To determine \(\sinh^{-1}(x)\), we start by setting \(y = \sinh^{-1}(x)\), which means by definition, \(\sinh(y) = x\). From this equation, we solve for \(y\) in terms of \(x\). This is crucial for problems involving expressions like \(\cosh(\sinh^{-1}(x))\), as it allows us to express functions in terms of familiar algebraic forms. Hyperbolic identities are very useful in calculus, particularly in integrals and when solving differential equations, as they often convert complex expressions into more manageable forms.

Trigonometric Identities

Trigonometric identities are mathematical equations that describe relationships between different trigonometric functions. Similarly, hyperbolic identities involve hyperbolic functions. These identities often simplify expressions and solve equations more easily.

In our exercise, we focus on the identity \(\cosh(\sinh^{-1}(x)) = \sqrt{x^2 + 1}\). To prove this, we've utilized various substitutions and simplifications using hyperbolic identities. Hyperbolic identities often mirror trig identities but relate to the shape of a hyperbola rather than a circle, which is fascinating because it offers parallel insights into the geometry and calculus of hyperbolas.
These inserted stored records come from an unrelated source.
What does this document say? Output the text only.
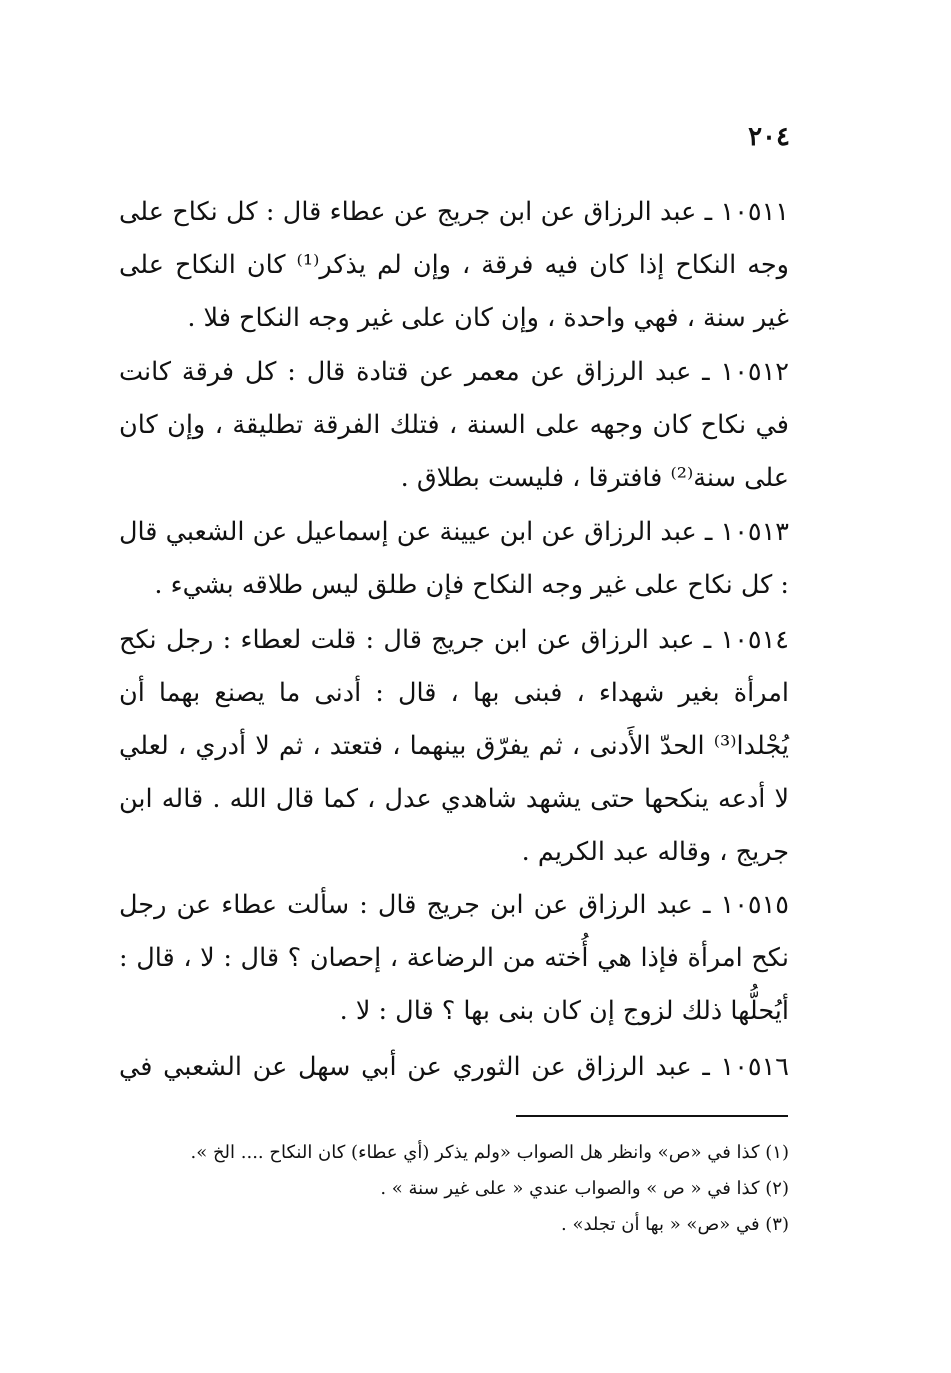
٢٠٤
١٠٥١١ ـ عبد الرزاق عن ابن جريج عن عطاء قال : كل نكاح على وجه النكاح إذا كان فيه فرقة ، وإن لم يذكر⁽¹⁾ كان النكاح على غير سنة ، فهي واحدة ، وإن كان على غير وجه النكاح فلا .
١٠٥١٢ ـ عبد الرزاق عن معمر عن قتادة قال : كل فرقة كانت في نكاح كان وجهه على السنة ، فتلك الفرقة تطليقة ، وإن كان على سنة⁽²⁾ فافترقا ، فليست بطلاق .
١٠٥١٣ ـ عبد الرزاق عن ابن عيينة عن إسماعيل عن الشعبي قال : كل نكاح على غير وجه النكاح فإن طلق ليس طلاقه بشيء .
١٠٥١٤ ـ عبد الرزاق عن ابن جريج قال : قلت لعطاء : رجل نكح امرأة بغير شهداء ، فبنى بها ، قال : أدنى ما يصنع بهما أن يُجْلدا⁽³⁾ الحدّ الأَدنى ، ثم يفرّق بينهما ، فتعتد ، ثم لا أدري ، لعلي لا أدعه ينكحها حتى يشهد شاهدي عدل ، كما قال الله . قاله ابن جريج ، وقاله عبد الكريم .
١٠٥١٥ ـ عبد الرزاق عن ابن جريج قال : سألت عطاء عن رجل نكح امرأة فإذا هي أُخته من الرضاعة ، إحصان ؟ قال : لا ، قال : أيُحلُّها ذلك لزوج إن كان بنى بها ؟ قال : لا .
١٠٥١٦ ـ عبد الرزاق عن الثوري عن أبي سهل عن الشعبي في
(١) كذا في «ص» وانظر هل الصواب «ولم يذكر (أي عطاء) كان النكاح .... الخ ».
(٢) كذا في « ص » والصواب عندي « على غير سنة » .
(٣) في «ص» « بها أن تجلد» .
• These identities can streamline problem-solving by reducing complex equations into basic formats.
• The ability to rewrite \(\cosh(\sinh^{-1}(x))\) as \(\sqrt{x^2+1}\) stems from their inherent algebraic expansions.
• This highlights the invaluable role these identities play in both theoretical and practical mathematical applications.

Quadratic Equations

Quadratic equations are polynomial equations in the form \(ax^2 + bx + c = 0\). They appear frequently in various math problems, including solving hyperbolic function relations. Quadratic equations can be solved by factoring, completing the square, or the quadratic formula: \[ x = \frac{-b \pm \sqrt{b^2 - 4ac}}{2a} \]

In our context, solving for \(e^y\) in the original exercise required setting up and solving a quadratic equation. By substituting \(e^y = z\), we formed the quadratic \(z^2 - 2xz + 1 = 0\).

• Using the quadratic formula here is crucial as it allows us to express \(e^y\) in terms of a positive function of \(x\), specifically \(x + \sqrt{x^2 + 1}\).
• This positive solution aligns with the properties of exponential functions, which are always positive.
• Understanding the solution process of quadratic equations enhances the capability to tackle more complex algebra and calculus problems linked to hyperbolic functions.

Overall, mastering quadratic equations empowers us to unravel relationships inherent in hyperbolic function equations effectively.